Here we might expect that the PCs extract the main temporal patterns. We see this is the case.
PC1 reflects the large group of currencies that greatly increase in mid-March.
PC2 reflects the few currencies that decrease at the start of March.
Note that: increase here means that the value of the currency declines relative to the USD and a decrease indicates stronger relative to the USD. Is this correct?
You’ll want to drill down deeper to understand what the PCA tells us about the movement of the various currencies, relative to the USD, over the volatile period of the COVID pandemic. Plot the first two PCs again, but connect the dots in order of time. Make it interactive with plotly, where the dates are the labels. What does following the dates tell us about the variation captured in the first two principal components?
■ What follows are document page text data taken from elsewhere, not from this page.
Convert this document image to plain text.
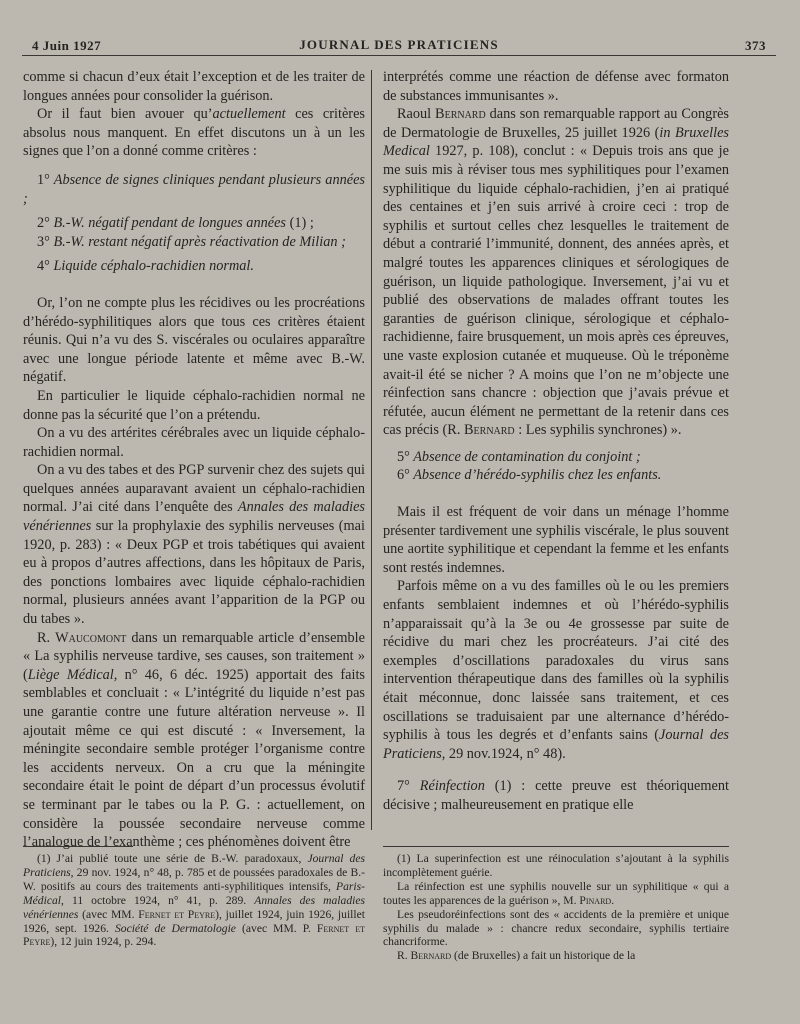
4 Juin 1927	JOURNAL DES PRATICIENS	373

comme si chacun d’eux était l’exception et de les traiter de longues années pour consolider la guérison.

Or il faut bien avouer qu’actuellement ces critères absolus nous manquent. En effet discutons un à un les signes que l’on a donné comme critères :

1° Absence de signes cliniques pendant plusieurs années ;

2° B.-W. négatif pendant de longues années (1) ;

3° B.-W. restant négatif après réactivation de Milian ;

4° Liquide céphalo-rachidien normal.

Or, l’on ne compte plus les récidives ou les procréations d’hérédo-syphilitiques alors que tous ces critères étaient réunis. Qui n’a vu des S. viscérales ou oculaires apparaître avec une longue période latente et même avec B.-W. négatif.

En particulier le liquide céphalo-rachidien normal ne donne pas la sécurité que l’on a prétendu.

On a vu des artérites cérébrales avec un liquide céphalo-rachidien normal.

On a vu des tabes et des PGP survenir chez des sujets qui quelques années auparavant avaient un céphalo-rachidien normal. J’ai cité dans l’enquête des Annales des maladies vénériennes sur la prophylaxie des syphilis nerveuses (mai 1920, p. 283) : « Deux PGP et trois tabétiques qui avaient eu à propos d’autres affections, dans les hôpitaux de Paris, des ponctions lombaires avec liquide céphalo-rachidien normal, plusieurs années avant l’apparition de la PGP ou du tabes ».

R. Waucomont dans un remarquable article d’ensemble « La syphilis nerveuse tardive, ses causes, son traitement » (Liège Médical, n° 46, 6 déc. 1925) apportait des faits semblables et concluait : « L’intégrité du liquide n’est pas une garantie contre une future altération nerveuse ». Il ajoutait même ce qui est discuté : « Inversement, la méningite secondaire semble protéger l’organisme contre les accidents nerveux. On a cru que la méningite secondaire était le point de départ d’un processus évolutif se terminant par le tabes ou la P. G. : actuellement, on considère la poussée secondaire nerveuse comme l’analogue de l’exanthème ; ces phénomènes doivent être

interprétés comme une réaction de défense avec formaton de substances immunisantes ».

Raoul Bernard dans son remarquable rapport au Congrès de Dermatologie de Bruxelles, 25 juillet 1926 (in Bruxelles Medical 1927, p. 108), conclut : « Depuis trois ans que je me suis mis à réviser tous mes syphilitiques pour l’examen syphilitique du liquide céphalo-rachidien, j’en ai pratiqué des centaines et j’en suis arrivé à croire ceci : trop de syphilis et surtout celles chez lesquelles le traitement de début a contrarié l’immunité, donnent, des années après, et malgré toutes les apparences cliniques et sérologiques de guérison, un liquide pathologique. Inversement, j’ai vu et publié des observations de malades offrant toutes les garanties de guérison clinique, sérologique et céphalo-rachidienne, faire brusquement, un mois après ces épreuves, une vaste explosion cutanée et muqueuse. Où le tréponème avait-il été se nicher ? A moins que l’on ne m’objecte une réinfection sans chancre : objection que j’avais prévue et réfutée, aucun élément ne permettant de la retenir dans ces cas précis (R. Bernard : Les syphilis synchrones) ».

5° Absence de contamination du conjoint ;

6° Absence d’hérédo-syphilis chez les enfants.

Mais il est fréquent de voir dans un ménage l’homme présenter tardivement une syphilis viscérale, le plus souvent une aortite syphilitique et cependant la femme et les enfants sont restés indemnes.

Parfois même on a vu des familles où le ou les premiers enfants semblaient indemnes et où l’hérédo-syphilis n’apparaissait qu’à la 3e ou 4e grossesse par suite de récidive du mari chez les procréateurs. J’ai cité des exemples d’oscillations paradoxales du virus sans intervention thérapeutique dans des familles où la syphilis était méconnue, donc laissée sans traitement, et ces oscillations se traduisaient par une alternance d’hérédo-syphilis à tous les degrés et d’enfants sains (Journal des Praticiens, 29 nov.1924, n° 48).

7° Réinfection (1) : cette preuve est théoriquement décisive ; malheureusement en pratique elle

(1) J’ai publié toute une série de B.-W. paradoxaux, Journal des Praticiens, 29 nov. 1924, n° 48, p. 785 et de poussées paradoxales de B.-W. positifs au cours des traitements anti-syphilitiques intensifs, Paris-Médical, 11 octobre 1924, n° 41, p. 289. Annales des maladies vénériennes (avec MM. Fernet et Peyre), juillet 1924, juin 1926, juillet 1926, sept. 1926. Société de Dermatologie (avec MM. P. Fernet et Peyre), 12 juin 1924, p. 294.

(1) La superinfection est une réinoculation s’ajoutant à la syphilis incomplètement guérie.

La réinfection est une syphilis nouvelle sur un syphilitique « qui a toutes les apparences de la guérison », M. Pinard.

Les pseudoréinfections sont des « accidents de la première et unique syphilis du malade » : chancre redux secondaire, syphilis tertiaire chancriforme.

R. Bernard (de Bruxelles) a fait un historique de la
The pattern in PC1 vs PC2 follows time. Prior to the pandemic there is a tangle of values on the left. Towards the end of February, when the world was starting to realise that COVID was a major health threat, there is a dramatic reaction from the world currencies, at least in relation to the USD. Currencies such as EUR, JPY, CHF reacted first, gaining strength relative to USD, and then they lost that strength. Most other currencies reacted later, losing value relative to the USD.
6. Write a simple question about the week’s material and test your neighbour, or your tutor.
👋 Finishing up
Make sure you say thanks and good-bye to your tutor. This is a time to also report what you enjoyed and what you found difficult.